I don’t have any firmly held opinions on for-profit schools since I never attended one. My impression, however, is that many of them do a disservice to their students by taking in most anyone with the money to pay for it, then passing them through to graduation despite knowing full well that their career chances are iffy at best.
It’s been a long time, but I attended a large state university’s design program. There was a required portfolio review before entering the program, and it was my understanding that most were not accepted. There were about 40 students in the program on that first day. By the end of the first year, that number was reduced by, probably, half due to students quitting. At the end of that first year there was another portfolio review that cut the number allowed to move on to the second year by another half. At the finish of the four-year program only five of us graduated. As far as I know, only three of us are still working professionally in the field.
As you mentioned PD, a due date was inflexible and missing it resulted in an automatic fail. No one got to pick their own assignments. Last-minute assignments which due the next day were common, even when it obviously meant staying up all night to finish the work. It was a rough year.
Later on, when I went back for my graduate work, I actually got to teach one of those first-year design courses. I was told to be very tough since failing to do so would just waste students’ time and money who were unlikely to make it professionally. Washing those students out of the program who probably couldn’t make it was regarded as doing them a favor.
One thing my university’s program failed at, however, was a realistic approach to the profession. The classes, for the most part, were taught by academics who approached design as a fine art instead of a business-oriented endeavor. After graduation, it took some time to unindoctrinate myself from that point of view, which was probably just as tough of an education as the previous four years in school.

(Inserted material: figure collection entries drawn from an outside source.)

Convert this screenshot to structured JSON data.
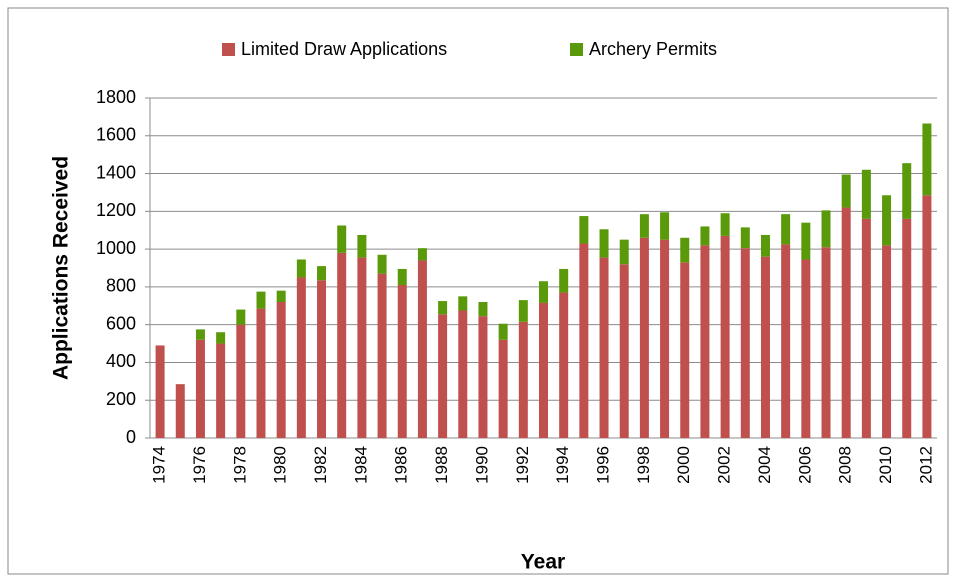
{
  "chart_data": {
    "type": "stacked_bar",
    "xlabel": "Year",
    "ylabel": "Applications Received",
    "categories": [
      "1974",
      null,
      "1976",
      null,
      "1978",
      null,
      "1980",
      null,
      "1982",
      null,
      "1984",
      null,
      "1986",
      null,
      "1988",
      null,
      "1990",
      null,
      "1992",
      null,
      "1994",
      null,
      "1996",
      null,
      "1998",
      null,
      "2000",
      null,
      "2002",
      null,
      "2004",
      null,
      "2006",
      null,
      "2008",
      null,
      "2010",
      null,
      "2012"
    ],
    "series": [
      {
        "name": "Limited Draw Applications",
        "color": "#c0504d",
        "values": [
          490,
          285,
          520,
          500,
          600,
          685,
          720,
          850,
          835,
          980,
          955,
          870,
          810,
          940,
          655,
          675,
          645,
          520,
          615,
          715,
          770,
          1030,
          955,
          920,
          1060,
          1050,
          930,
          1020,
          1070,
          1005,
          960,
          1025,
          945,
          1010,
          1220,
          1160,
          1020,
          1160,
          1285
        ]
      },
      {
        "name": "Archery Permits",
        "color": "#5a9a0a",
        "values": [
          0,
          0,
          55,
          60,
          80,
          90,
          60,
          95,
          75,
          145,
          120,
          100,
          85,
          65,
          70,
          75,
          75,
          85,
          115,
          115,
          125,
          145,
          150,
          130,
          125,
          145,
          130,
          100,
          120,
          110,
          115,
          160,
          195,
          195,
          175,
          260,
          265,
          295,
          380
        ]
      }
    ],
    "ylim": [
      0,
      1800
    ],
    "yticks": [
      0,
      200,
      400,
      600,
      800,
      1000,
      1200,
      1400,
      1600,
      1800
    ],
    "grid": true,
    "legend": "top"
  }
}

As I’ve mentioned before, where I work now we don’t consider design applicants without four-year degrees in design or closely related subjects. We’ll look at applicants who graduated from the four-year, for-profit schools, but honestly, very few of them make the cut to an in-person interview. There are exceptions, of course, but a quick glance through the portfolio pieces submitted as part of the application process quickly eliminates most. I can’t remember of an online-only school graduate ever making it into an interview with us. I’m not saying it couldn’t happen, but it hasn’t yet.